We all look out the window from time to time and think ‘could the weather get any worse?’, but what we are actually experiencing pales in comparison to other places.
While the majority of the earth maintains a climate and environment that is suitable for people, plants, and animals to thrive, there are certain areas of the world that are much more extreme. What makes a harsh environment is generally extremes in temperature, terrain, or socio-economic situation. When we talk about the harshest environments on earth, we usually think of the desert, right? Not necessarily. While these are included among them, they are not the worst on the list. For the intrepid explorers among us, the harshest environments on earth are must-gos on any bucket list.
With the introduction of survivalism and the television time devoted to it, these areas have been glamourised as must-see destinations, even though they are barely habitable, if at all. However, it is this movement that has made us more knowledgeable and more aware of the variety of environments around the globe. It has opened up the more extreme world to people who will probably never experience it first-hand.
This list details the top five harshest environments on earth, from the hottest to the coldest, the driest to the wettest and roughest, and there are many more besides. There are many more that could be on this list, too numerous to mention, but one this is for sure; these environments, while harsh, are a sight to behold and something every adventurer worth their salt should see.

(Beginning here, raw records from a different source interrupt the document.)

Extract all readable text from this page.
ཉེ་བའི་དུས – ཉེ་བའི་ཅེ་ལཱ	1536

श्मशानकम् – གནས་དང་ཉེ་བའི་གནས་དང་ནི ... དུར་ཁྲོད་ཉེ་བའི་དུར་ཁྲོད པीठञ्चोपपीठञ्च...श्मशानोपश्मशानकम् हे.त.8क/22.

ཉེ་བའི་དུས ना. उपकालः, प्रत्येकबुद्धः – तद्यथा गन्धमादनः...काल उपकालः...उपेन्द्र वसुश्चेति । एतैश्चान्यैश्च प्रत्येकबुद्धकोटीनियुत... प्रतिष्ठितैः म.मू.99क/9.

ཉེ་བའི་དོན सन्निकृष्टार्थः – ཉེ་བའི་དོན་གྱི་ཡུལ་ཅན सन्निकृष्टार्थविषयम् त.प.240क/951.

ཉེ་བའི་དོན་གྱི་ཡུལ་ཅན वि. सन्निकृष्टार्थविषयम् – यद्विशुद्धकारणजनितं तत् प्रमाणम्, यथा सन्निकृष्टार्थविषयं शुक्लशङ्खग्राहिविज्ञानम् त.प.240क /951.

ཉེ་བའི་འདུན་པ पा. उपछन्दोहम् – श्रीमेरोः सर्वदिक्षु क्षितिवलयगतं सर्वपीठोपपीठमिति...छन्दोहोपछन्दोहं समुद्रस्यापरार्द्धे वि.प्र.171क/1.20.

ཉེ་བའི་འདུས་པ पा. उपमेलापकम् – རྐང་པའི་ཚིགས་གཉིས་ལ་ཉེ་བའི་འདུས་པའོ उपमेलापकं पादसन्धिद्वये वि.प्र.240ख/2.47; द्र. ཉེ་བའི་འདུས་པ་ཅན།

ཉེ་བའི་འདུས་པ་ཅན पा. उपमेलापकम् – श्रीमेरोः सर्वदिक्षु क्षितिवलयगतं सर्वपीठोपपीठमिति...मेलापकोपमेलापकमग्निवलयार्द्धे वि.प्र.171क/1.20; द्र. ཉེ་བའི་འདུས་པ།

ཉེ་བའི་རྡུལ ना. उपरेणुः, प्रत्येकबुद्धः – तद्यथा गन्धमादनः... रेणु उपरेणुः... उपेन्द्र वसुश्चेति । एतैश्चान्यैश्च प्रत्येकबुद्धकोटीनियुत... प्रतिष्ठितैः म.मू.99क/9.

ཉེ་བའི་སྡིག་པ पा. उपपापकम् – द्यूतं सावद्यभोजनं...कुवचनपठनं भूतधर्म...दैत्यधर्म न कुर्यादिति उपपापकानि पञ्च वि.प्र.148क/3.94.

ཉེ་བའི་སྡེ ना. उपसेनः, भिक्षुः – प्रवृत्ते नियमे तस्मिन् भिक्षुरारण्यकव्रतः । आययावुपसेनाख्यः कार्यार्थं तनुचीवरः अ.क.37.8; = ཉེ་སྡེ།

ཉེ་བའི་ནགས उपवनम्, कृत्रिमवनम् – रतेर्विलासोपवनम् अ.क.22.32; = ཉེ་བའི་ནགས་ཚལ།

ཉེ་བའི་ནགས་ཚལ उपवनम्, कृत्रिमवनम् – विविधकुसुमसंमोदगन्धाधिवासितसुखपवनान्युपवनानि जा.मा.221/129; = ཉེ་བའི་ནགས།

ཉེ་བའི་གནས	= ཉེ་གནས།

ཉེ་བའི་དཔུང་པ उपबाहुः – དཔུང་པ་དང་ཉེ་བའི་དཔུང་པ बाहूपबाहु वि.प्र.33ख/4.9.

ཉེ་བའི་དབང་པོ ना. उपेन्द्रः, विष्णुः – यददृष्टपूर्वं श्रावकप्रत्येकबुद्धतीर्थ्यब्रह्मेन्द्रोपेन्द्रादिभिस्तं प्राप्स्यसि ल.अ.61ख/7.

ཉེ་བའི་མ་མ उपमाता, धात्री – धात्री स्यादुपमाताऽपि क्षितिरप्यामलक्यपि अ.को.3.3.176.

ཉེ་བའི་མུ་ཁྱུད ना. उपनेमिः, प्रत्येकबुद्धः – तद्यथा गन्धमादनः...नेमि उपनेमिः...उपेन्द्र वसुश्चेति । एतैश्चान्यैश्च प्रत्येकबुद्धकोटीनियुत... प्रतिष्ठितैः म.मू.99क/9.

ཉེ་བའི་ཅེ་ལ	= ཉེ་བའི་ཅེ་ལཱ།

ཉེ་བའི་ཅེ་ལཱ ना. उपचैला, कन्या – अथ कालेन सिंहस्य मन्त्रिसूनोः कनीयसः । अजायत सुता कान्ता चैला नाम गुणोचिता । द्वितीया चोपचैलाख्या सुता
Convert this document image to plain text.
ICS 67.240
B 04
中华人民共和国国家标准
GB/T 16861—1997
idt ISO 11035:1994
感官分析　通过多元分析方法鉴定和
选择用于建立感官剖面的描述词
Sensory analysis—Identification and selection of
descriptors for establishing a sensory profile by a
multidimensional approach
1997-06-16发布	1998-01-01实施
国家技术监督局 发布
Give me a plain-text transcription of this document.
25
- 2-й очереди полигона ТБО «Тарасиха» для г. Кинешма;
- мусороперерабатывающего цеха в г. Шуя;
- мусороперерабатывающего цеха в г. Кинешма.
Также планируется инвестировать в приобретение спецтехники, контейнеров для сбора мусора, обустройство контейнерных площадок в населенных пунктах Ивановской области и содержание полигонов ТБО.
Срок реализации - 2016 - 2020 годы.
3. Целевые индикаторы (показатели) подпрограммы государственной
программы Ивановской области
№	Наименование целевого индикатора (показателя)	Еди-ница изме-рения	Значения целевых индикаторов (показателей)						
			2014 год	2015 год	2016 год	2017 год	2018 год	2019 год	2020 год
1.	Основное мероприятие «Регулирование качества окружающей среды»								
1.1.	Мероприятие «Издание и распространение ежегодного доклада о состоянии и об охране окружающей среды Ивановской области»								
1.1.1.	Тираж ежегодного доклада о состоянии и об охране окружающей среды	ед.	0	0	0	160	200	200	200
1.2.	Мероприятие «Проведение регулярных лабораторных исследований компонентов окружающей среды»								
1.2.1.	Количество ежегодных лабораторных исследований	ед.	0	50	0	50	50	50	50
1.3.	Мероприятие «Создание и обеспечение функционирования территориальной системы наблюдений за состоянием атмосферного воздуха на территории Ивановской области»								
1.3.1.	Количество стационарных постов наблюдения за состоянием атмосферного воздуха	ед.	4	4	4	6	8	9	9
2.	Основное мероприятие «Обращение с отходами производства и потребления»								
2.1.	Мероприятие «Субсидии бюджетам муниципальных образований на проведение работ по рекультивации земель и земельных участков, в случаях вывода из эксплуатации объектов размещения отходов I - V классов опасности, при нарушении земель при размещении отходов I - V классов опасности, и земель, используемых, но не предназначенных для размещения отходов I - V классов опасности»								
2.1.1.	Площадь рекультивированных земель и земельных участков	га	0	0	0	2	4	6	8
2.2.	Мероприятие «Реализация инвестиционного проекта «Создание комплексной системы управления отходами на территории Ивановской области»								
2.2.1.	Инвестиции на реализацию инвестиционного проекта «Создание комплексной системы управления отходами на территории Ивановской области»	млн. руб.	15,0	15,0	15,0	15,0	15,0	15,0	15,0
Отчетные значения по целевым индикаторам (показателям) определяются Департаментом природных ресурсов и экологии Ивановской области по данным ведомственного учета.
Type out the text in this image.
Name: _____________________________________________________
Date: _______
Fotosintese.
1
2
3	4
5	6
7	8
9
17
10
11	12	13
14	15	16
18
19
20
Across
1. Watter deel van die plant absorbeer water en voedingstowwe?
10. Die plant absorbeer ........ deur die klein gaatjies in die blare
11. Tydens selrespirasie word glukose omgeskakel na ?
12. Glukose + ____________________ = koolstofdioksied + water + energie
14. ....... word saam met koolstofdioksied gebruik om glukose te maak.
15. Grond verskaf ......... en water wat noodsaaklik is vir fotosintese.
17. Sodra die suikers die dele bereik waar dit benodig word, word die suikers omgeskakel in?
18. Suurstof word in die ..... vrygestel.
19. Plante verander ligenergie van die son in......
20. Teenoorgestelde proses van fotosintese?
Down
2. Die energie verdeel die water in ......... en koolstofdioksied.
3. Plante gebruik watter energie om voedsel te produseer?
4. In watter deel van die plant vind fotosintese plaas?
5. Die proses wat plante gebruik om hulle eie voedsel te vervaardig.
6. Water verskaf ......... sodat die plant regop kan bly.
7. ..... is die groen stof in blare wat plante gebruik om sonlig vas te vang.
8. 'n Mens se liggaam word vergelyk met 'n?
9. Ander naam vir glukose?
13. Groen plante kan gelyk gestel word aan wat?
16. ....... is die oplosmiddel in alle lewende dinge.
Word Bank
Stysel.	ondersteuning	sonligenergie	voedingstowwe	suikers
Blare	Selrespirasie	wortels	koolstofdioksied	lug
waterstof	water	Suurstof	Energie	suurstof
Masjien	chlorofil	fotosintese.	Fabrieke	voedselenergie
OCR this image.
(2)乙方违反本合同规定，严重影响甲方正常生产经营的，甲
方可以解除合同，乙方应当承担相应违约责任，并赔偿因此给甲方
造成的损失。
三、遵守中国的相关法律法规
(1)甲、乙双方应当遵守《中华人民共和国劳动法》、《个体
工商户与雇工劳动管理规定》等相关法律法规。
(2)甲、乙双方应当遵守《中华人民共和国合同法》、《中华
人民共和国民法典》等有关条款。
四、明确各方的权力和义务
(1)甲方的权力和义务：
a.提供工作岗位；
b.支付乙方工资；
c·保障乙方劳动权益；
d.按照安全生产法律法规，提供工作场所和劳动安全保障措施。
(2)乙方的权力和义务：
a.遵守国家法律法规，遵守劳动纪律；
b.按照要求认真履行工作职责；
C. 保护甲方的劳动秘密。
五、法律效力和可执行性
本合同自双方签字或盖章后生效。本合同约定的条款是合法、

By all accounts, Antarctica tops the list as the harshest on many fronts. It has been described as the driest, coldest, and windiest place on Earth. Temperatures in Vostok Research Centre plummeted to a chilly -89◦C in 1989. Apart from its extremes of cold, Antarctica is made up ice and rock (98% ice, 2% rock), all of which would make it uninhabitable – or so you would think!
The population averages at around 1,000 people which rises to approximately 4,000 during summer months when there is an influx of researchers to the area, trying to capture much need to information about the area itself and the water that surrounds it. There is an inner area of Antarctica called the Dry Valleys, which has not seen any rainfall in two million years! The reason for this is the 200mph Katabatic winds which evaporate moisture before it can touch the surface, making this one of driest places on earth.
The Sahara Desert is a harsh environment for a number of reasons, though its dryness and soaring temperatures are the main ones. The amount of rainfall in the Sahara each year is so miniscule, it is barely worth mentioning (less than 3 cm), this makes it uninhabitable for the most part. However there is a small group of nomadic people called the Tuareg that live on its outer edges, raising livestock and trading.
The temperatures in this region are almost unbearable, with the average being roughly 50◦ Celsius. However, there have been temperatures as high as 58◦ Celsius recorded in the area. It is not however, the hottest place on earth. That honor goes to the Lut Desert in Iran which has had temperature recordings of 71◦ Celsius.
While the Sahara is now arid desert, it was not always so. As recently as 6000 BCE, grains were grown in the area, and there have even been cave drawings found that depict greenery growing. Parts of the Sahara have been irrigated in recent years, making them usable once more.
Although we envision the Sahara to be vast areas of sand, the reality is that sand only makes up about 30% of the Sahara. The rest is gravel.
Greenland may seem like it doesn’t belong on a list of harsh environments, but when you consider that it is made up of ice (80 percent of the country’s surface) and rough terrain, you can see that it may be one of the worst among them.
An island nation that sits close to the North Pole, Greenland is covered in a thick ice sheet, apart from its coastline, which is mountainous. These conditions keep the island’s population small (approx 57,000) and confined to certain areas.
There is an area to the Northeast, known as The National Park, that is completely devoid of human population and very rarely even has human visitors because of its harsh environment. The area is mostly home to polar bears and walruses. All of these conditions are compounded by the fact that for three months every summer, the sun doesn’t set and during the cold winter months, the sun never rises above the horizon.
We’ve all heard people remark when it’s cold outside that it’s like Siberia. While we imagine that this area must be freezing all year round, this is not necessarily so. There have been temperatures recorded in Siberia of 38◦ Celsius, which is hot by any standard. However, this is not the norm.
There is a village in Siberia called Oymyakon that has recorded temperatures as low as -67.7◦ Celsius and is the coldest permanently inhabited village in the world, so much of what we know about Siberia is absolutely true. Siberia takes up roughly 77 percent of Russia’s territory and covers almost 10 percent of the worlds land surface.
Siberia is also known for being a place of exile used to exile people, such as political prisoners, to a land where they would never be found and from which they would never escape.
Most people have heard of Challenger Deep in the Marianas Trench. Located in the Pacific Ocean, it is the deepest point on earth which is an amazing 35,840 feet below sea level. If you took Mount Everest and put it under water, the peak would still be a mile below sea level!
The bottom of Challenger deep is seven miles down and the pressure exerted down there equates to about eight tons. The original discovery was made in 1875 by the HMS Challenger expedition.